Brian Janchez hace rato que no tiene el cartelito de “pibe prometedor” de la historieta argentina. Y no lo tiene más no porque ya no sea un pibe (es joven, tiene 30), sino porque dejó de prometer y viene cumpliendo largamente. Tiene cantidad de libros en su haber. Todos ellos están atravesados por un humor ácido hasta la indigestión y con algunos de los silencios más fuertes que puedan leerse en las viñetas contemporáneas. Pero además, Janchez tuvo durante largo rato con la etiqueta de “historietista judío”. O de temas judíos, más bien, por sus distintas novelas gráficas/historietas autobiográficas/cuadernos de viaje: McKosher, Shloishim y El sabio de Sion. Es decir: su experiencia como empleado del McDonald’s kosher del shopping Abasto, los recuerdos de su padre y su duelo tras su muerte, y la crónica de su viaje a Israel. A fines del año pasado Janchez juntó esos tres relatos y los juntó en un mismo libro, coeditado por el sello cordobés Llantodemudo y su propia editorial, Ediciones Noviembre. Vista su obra posterior, volcada al humor gráfico y la historieta infantil, la (re)edición en bloque de estas historias parece un acto declarativo, un “ya está, hice esto, no me rompan más y déjenme hacer mis dibujitos tranquilo”.
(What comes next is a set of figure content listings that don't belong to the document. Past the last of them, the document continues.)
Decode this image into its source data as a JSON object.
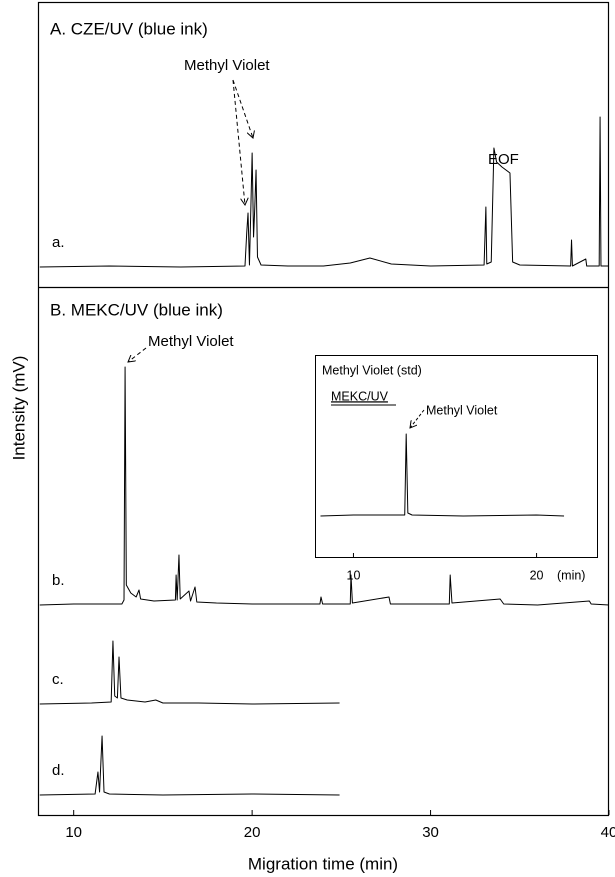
{
  "chart_data": [
    {
      "type": "line",
      "xlabel": "Migration time (min)",
      "ylabel": "Intensity (mV)",
      "xlim": [
        8,
        40
      ],
      "xticks": [
        10,
        20,
        30,
        40
      ],
      "panels": [
        {
          "title": "A. CZE/UV (blue ink)",
          "annotations": [
            "Methyl Violet",
            "EOF"
          ],
          "series": [
            {
              "name": "a.",
              "color": "#000000",
              "x": [
                8.1,
                12,
                16,
                19.6,
                19.7,
                19.77,
                19.85,
                19.93,
                20.0,
                20.08,
                20.15,
                20.22,
                20.3,
                20.5,
                22,
                24,
                25.5,
                26.6,
                27.8,
                30,
                33.0,
                33.1,
                33.15,
                33.4,
                33.55,
                33.7,
                34.0,
                34.45,
                34.6,
                35,
                37.85,
                37.9,
                37.95,
                38.7,
                38.75,
                39.45,
                39.5,
                39.55,
                40
              ],
              "values": [
                0,
                1,
                0,
                1,
                35,
                54,
                2,
                60,
                114,
                30,
                60,
                97,
                10,
                2,
                1,
                1,
                4,
                9,
                3,
                1,
                2,
                60,
                3,
                5,
                119,
                105,
                100,
                94,
                5,
                2,
                1,
                27,
                1,
                8,
                1,
                1,
                150,
                1,
                1
              ]
            }
          ]
        },
        {
          "title": "B. MEKC/UV (blue ink)",
          "annotations": [
            "Methyl Violet"
          ],
          "series": [
            {
              "name": "b.",
              "color": "#000000",
              "x": [
                8.1,
                10,
                12.7,
                12.82,
                12.88,
                12.95,
                13.2,
                13.5,
                13.66,
                13.75,
                14.5,
                15.7,
                15.74,
                15.8,
                15.9,
                15.97,
                16.46,
                16.55,
                16.8,
                16.9,
                18,
                20,
                23.8,
                23.86,
                23.95,
                25.5,
                25.54,
                25.62,
                27.67,
                27.75,
                31.05,
                31.1,
                31.2,
                33.9,
                34.1,
                36,
                38.9,
                39,
                40
              ],
              "values": [
                0,
                1,
                1,
                5,
                238,
                20,
                12,
                8,
                15,
                6,
                4,
                5,
                30,
                5,
                50,
                6,
                14,
                4,
                18,
                3,
                2,
                1,
                1,
                8,
                1,
                1,
                30,
                2,
                8,
                1,
                1,
                30,
                2,
                6,
                1,
                0,
                4,
                1,
                0
              ]
            },
            {
              "name": "c.",
              "color": "#000000",
              "x": [
                8.1,
                11,
                12.1,
                12.2,
                12.3,
                12.45,
                12.54,
                12.65,
                13,
                14,
                14.6,
                15,
                17,
                20,
                24.9
              ],
              "values": [
                0,
                1,
                2,
                63,
                8,
                6,
                47,
                6,
                4,
                2,
                4,
                1,
                1,
                0,
                1
              ]
            },
            {
              "name": "d.",
              "color": "#000000",
              "x": [
                8.1,
                11.2,
                11.36,
                11.45,
                11.59,
                11.7,
                12,
                15,
                20,
                24.9
              ],
              "values": [
                0,
                1,
                23,
                3,
                59,
                3,
                1,
                0,
                1,
                0
              ]
            }
          ]
        }
      ]
    },
    {
      "type": "line",
      "title": "Methyl Violet (std)",
      "subtitle": "MEKC/UV",
      "annotations": [
        "Methyl Violet"
      ],
      "xlabel": "(min)",
      "xlim": [
        7.9,
        23.3
      ],
      "xticks": [
        10,
        20
      ],
      "series": [
        {
          "color": "#000000",
          "x": [
            8.2,
            10,
            12.8,
            12.88,
            12.97,
            13.2,
            16,
            20,
            21.5
          ],
          "values": [
            0,
            1,
            1,
            82,
            3,
            1,
            0,
            1,
            0
          ]
        }
      ]
    }
  ]
}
“Acá descubrí que al judío le dicen activador”, lamenta el mismo Janchez, devenido protagonista de su propia historia en McKosher, la primera de las historias del volumen. El relato se publicó originalmente en la revista La Mano y cuenta sus desventuras de apenas una semana en el McDonald’s kosher del shopping Abasto. Una deliciosa (grill, por favor) seguidilla de comentarios ácidos sobre la experiencia, el nivel intelectual de sus compañeros y la atmósfera de trabajo alienante. Todo narrado con el nivel de disección social de una inmersión antropológica mezclado con la descarga visceral de un joven de veintinadas en charla con amigos.

“Esto nada más puede pasar en un país que todavía usa el ICQ”, fustiga Janchez en El sabio de Sion, y es apenas una de la retahíla de definiciones ácidas sobre su experiencia en Israel. Da cuenta de usos y costumbres locales, manifestaciones religiosas y el día a día. Lo que se dice un diario de viaje en regla. Janchez lo cuenta en grilla apaisada de ocho viñetas y en este relato explota al máximo el recurso de hablar directamente al lector y del hacer comentarios sobre lo que sucede en cada página. Este es uno de los dos trabajos que publicó en Historietas reales y data de 2009. Tiene además un correlato escrito, suerte de diario íntimo pero con espíritu blogger, que cierra la historieta.

El libro concluye con Shloishim, que también salió en HR y fue su puerta de entrada al grupo. Es un relato oscuro en el que Janchez trata la relación con su padre, que a su vez le sirve para ofrecer un panorama de su familia, con las tensiones, tristezas y modestas alegrías de su infancia. Si hay algún modo de encontrarle al menos una pizca de humor negro al silencio, él lo consigue en este relato, cuando consigue evadirse de la carga dramática casi inevitable que implica una historieta sobre la muerte de un padre.

La “trilogía judía” de Janchez oficia como excepcional carta de presentación del autor: de su persona y de sus recursos gráficos y narrativos. En la sucesión de trabajos se advierten sus primeros años de desarrollo como historietista y por qué llevaba la etiqueta de “promesa” de la historieta local. Una promesa bien cumplida.